Inhaltlich wird es auch um die Eingruppierung der Lehrer gehen. Wie lang können die Länder sich einer Eingruppierung noch verschließen?

Möllring Zunächst mal geht es ja nur um die sogenannten "Nichterfüller", also Lehrer die nicht die gleichen Voraussetzungen erfüllen wie ein verbeamteter Lehrer. Das sind in der Regel Quereinsteiger, die keine pädagogische Ausbildung haben. Allein aus Lohngerechtigkeit kann man denen doch nicht das Gleiche zahlen, wie einem Pädagogen, der dafür ein langes Studium mit Staatsexamen und Referendariat absolviert hat. Das sehen auch viele in der Lehrerschaft so. Deshalb blicke ich der Situation sehr gelassen entgegen.
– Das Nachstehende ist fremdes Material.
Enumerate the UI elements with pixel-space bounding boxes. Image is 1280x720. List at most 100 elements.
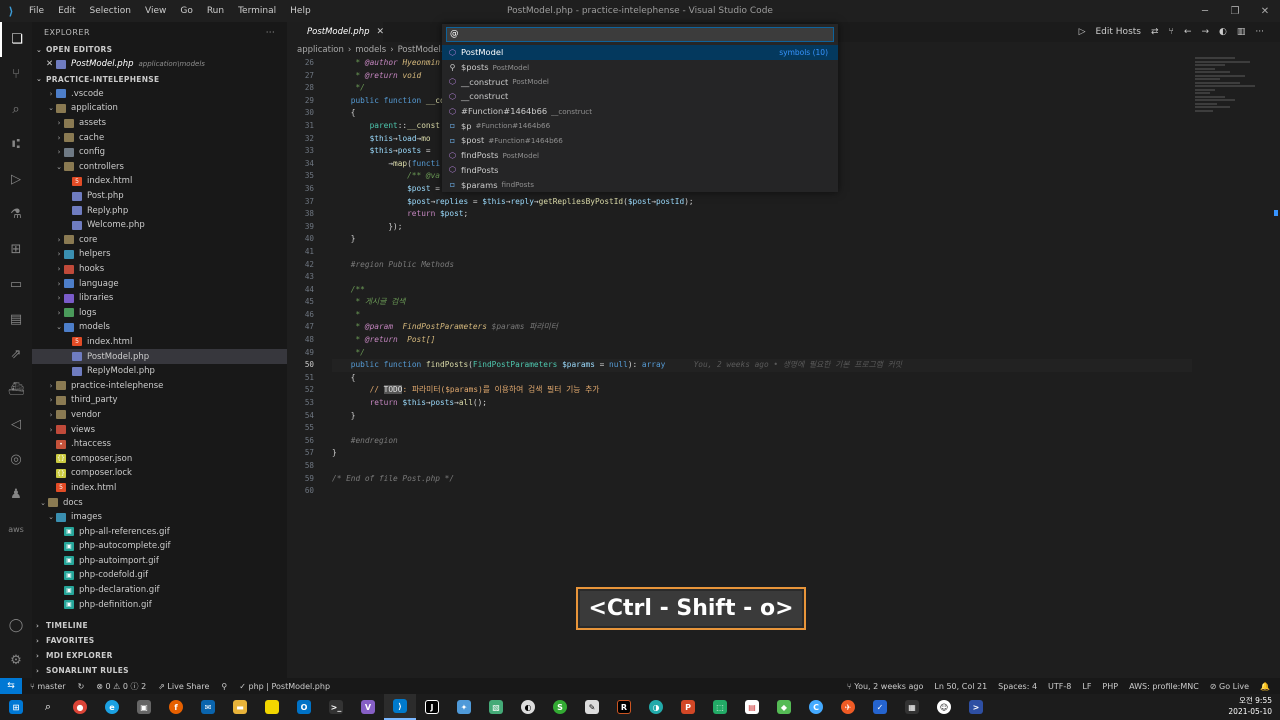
quickpick-item[interactable]: ⬡ findPosts PostModel: [442, 148, 838, 163]
git-graph-icon[interactable]: ⑆: [0, 127, 32, 162]
app-icon[interactable]: ▣: [128, 694, 160, 720]
quickpick-item[interactable]: ▫ $p #Function#1464b66: [442, 118, 838, 133]
sonarlint-icon[interactable]: ◁: [0, 407, 32, 442]
menu-file[interactable]: File: [22, 0, 51, 22]
tree-file[interactable]: ▣ php-declaration.gif: [32, 583, 287, 598]
tree-folder[interactable]: › libraries: [32, 291, 287, 306]
language-mode[interactable]: PHP: [1102, 682, 1118, 691]
git-icon[interactable]: ⑂: [1169, 27, 1174, 37]
favorites-section[interactable]: › FAVORITES: [32, 633, 287, 648]
jetbrains-icon[interactable]: J: [416, 694, 448, 720]
compare-icon[interactable]: ⇄: [1151, 27, 1159, 37]
chrome-icon[interactable]: ●: [64, 694, 96, 720]
tree-folder[interactable]: › logs: [32, 306, 287, 321]
circle-icon[interactable]: ◐: [1219, 27, 1227, 37]
minimap[interactable]: [1195, 57, 1265, 147]
quickpick-item[interactable]: ⬡ #Function#1464b66 __construct: [442, 104, 838, 119]
problems-status[interactable]: ⊗ 0 ⚠ 0 ⓘ 2: [96, 681, 146, 692]
tree-file[interactable]: ▣ php-autoimport.gif: [32, 554, 287, 569]
open-editor-item[interactable]: ✕ PostModel.php application\models: [32, 57, 287, 72]
tree-file[interactable]: {} composer.lock: [32, 466, 287, 481]
timeline-section[interactable]: › TIMELINE: [32, 618, 287, 633]
notes-icon[interactable]: ▤: [0, 302, 32, 337]
run-icon[interactable]: ▷: [1079, 27, 1086, 37]
tree-file[interactable]: • .htaccess: [32, 437, 287, 452]
notifications-icon[interactable]: 🔔: [1260, 682, 1270, 691]
close-tab-icon[interactable]: ✕: [377, 27, 385, 37]
tree-folder[interactable]: ⌄ images: [32, 510, 287, 525]
aws-icon[interactable]: aws: [0, 512, 32, 547]
minimize-icon[interactable]: ─: [1190, 0, 1220, 22]
powerpoint-icon[interactable]: P: [672, 694, 704, 720]
aws-profile-status[interactable]: AWS: profile:MNC: [1129, 682, 1199, 691]
quickpick-item[interactable]: ⬡ __construct PostModel: [442, 74, 838, 89]
file-explorer-icon[interactable]: ▬: [224, 694, 256, 720]
quickpick-item[interactable]: ⬡ findPosts: [442, 163, 838, 178]
quickpick-item[interactable]: ▫ $params findPosts: [442, 177, 838, 192]
menu-run[interactable]: Run: [200, 0, 231, 22]
tree-file[interactable]: ▣ php-all-references.gif: [32, 524, 287, 539]
git-icon[interactable]: ✦: [448, 694, 480, 720]
scrollbar-marker[interactable]: [1274, 210, 1278, 216]
app3-icon[interactable]: ◐: [512, 694, 544, 720]
explorer-icon[interactable]: ❏: [0, 22, 32, 57]
tree-folder[interactable]: › cache: [32, 130, 287, 145]
app4-icon[interactable]: S: [544, 694, 576, 720]
app6-icon[interactable]: ◑: [640, 694, 672, 720]
app9-icon[interactable]: ◆: [768, 694, 800, 720]
plug-icon[interactable]: ⚲: [221, 682, 227, 691]
branch-status[interactable]: ⑂ master: [30, 682, 66, 691]
tree-folder[interactable]: › hooks: [32, 262, 287, 277]
tree-folder[interactable]: › language: [32, 276, 287, 291]
tree-folder[interactable]: ⌄ controllers: [32, 160, 287, 175]
remote-explorer-icon[interactable]: ▭: [0, 267, 32, 302]
close-icon[interactable]: ✕: [1250, 0, 1280, 22]
system-clock[interactable]: 오전 9:55 2021-05-10: [1228, 695, 1272, 717]
source-control-icon[interactable]: ⑂: [0, 57, 32, 92]
open-editors-section[interactable]: ⌄ OPEN EDITORS: [32, 42, 287, 57]
breadcrumb-models[interactable]: models: [355, 45, 386, 55]
go-live-button[interactable]: ⊘ Go Live: [1210, 682, 1249, 691]
remote-indicator-icon[interactable]: ⇆: [0, 678, 22, 694]
tree-file[interactable]: Welcome.php: [32, 218, 287, 233]
menu-terminal[interactable]: Terminal: [231, 0, 283, 22]
powershell-icon[interactable]: >: [960, 694, 992, 720]
quickpick-input[interactable]: @: [446, 27, 834, 42]
blame-status[interactable]: ⑂ You, 2 weeks ago: [847, 682, 923, 691]
cursor-position[interactable]: Ln 50, Col 21: [934, 682, 987, 691]
settings-sync-icon[interactable]: ◎: [0, 442, 32, 477]
vscode-taskbar-icon[interactable]: ⟩: [384, 694, 416, 720]
tree-file[interactable]: Reply.php: [32, 203, 287, 218]
php-crumb[interactable]: ✓ php | PostModel.php: [239, 682, 330, 691]
search-icon[interactable]: ⌕: [0, 92, 32, 127]
testing-icon[interactable]: ⚗: [0, 197, 32, 232]
tree-file[interactable]: PostModel.php: [32, 349, 287, 364]
extensions-icon[interactable]: ⊞: [0, 232, 32, 267]
tree-file[interactable]: ▣ php-codefold.gif: [32, 568, 287, 583]
edit-hosts-button[interactable]: Edit Hosts: [1096, 27, 1141, 37]
mdi-explorer-section[interactable]: › MDI EXPLORER: [32, 648, 287, 663]
split-editor-icon[interactable]: ▥: [1237, 27, 1246, 37]
tree-file[interactable]: 5 index.html: [32, 174, 287, 189]
visual-studio-icon[interactable]: V: [352, 694, 384, 720]
sticky-notes-icon[interactable]: [256, 694, 288, 720]
tree-folder[interactable]: › assets: [32, 116, 287, 131]
tab-postmodel[interactable]: PostModel.php ✕: [287, 22, 385, 42]
quickpick-item[interactable]: ▫ $post #Function#1464b66: [442, 133, 838, 148]
menu-selection[interactable]: Selection: [83, 0, 138, 22]
live-share-icon[interactable]: ⇗: [0, 337, 32, 372]
tree-file[interactable]: {} composer.json: [32, 451, 287, 466]
edge-icon[interactable]: e: [96, 694, 128, 720]
gear-icon[interactable]: ⚙: [0, 643, 32, 678]
docker-icon[interactable]: ⛴: [0, 372, 32, 407]
tree-folder[interactable]: › helpers: [32, 247, 287, 262]
forward-icon[interactable]: →: [1201, 27, 1209, 37]
tree-folder[interactable]: ⌄ models: [32, 320, 287, 335]
live-share-status[interactable]: ⇗ Live Share: [158, 682, 209, 691]
tree-folder[interactable]: › practice-intelephense: [32, 378, 287, 393]
outlook-icon[interactable]: O: [288, 694, 320, 720]
menu-view[interactable]: View: [138, 0, 173, 22]
breadcrumb-application[interactable]: application: [297, 45, 344, 55]
encoding-status[interactable]: UTF-8: [1048, 682, 1071, 691]
bookmark-icon[interactable]: ♟: [0, 477, 32, 512]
Streitthema ist auch der Urlaub. Die Arbeitgeber wollen bei Neueinstellungen 26 Urlaubstage durchsetzen. Klingt nach Konfliktpotenzial.

Möllring Das alles ist ja eine Folge des unsinnigen Urteils des Europäischen Gerichtshofes, der in der alten Regelung eine Altersdiskriminierung gesehen hat. Klagen nun demnächst die 20-Jährigen auf Schadenersatz gegen Veranstalter von Ü 30-Partys? Dann hat der Europäische Gerichtshof demnächst aber viel zu tun. Wir haben nach dem Urteil erst mal allen 30 Tage gewährt, allerdings den Tarifvertrag gekündigt. Neueinstellungen bekommen nun 26 Tage. Dass die Gewerkschaften das erst mal nicht mitmachen wollen, ist doch klar. Aber auch dort wird ein vernünftiger Mittelweg gefunden werden. Das wird dann nicht nach Alter sondern nach Erfahrungsstufen oder Beschäftigungszeit sein für die nächsten 20 Jahre. Bis der EUGH dann auch da wieder irgendwas findet, was er beanstandet. Ob sich Europa mit solchen Albernheiten einen Gefallen tut, sei mal dahingestellt.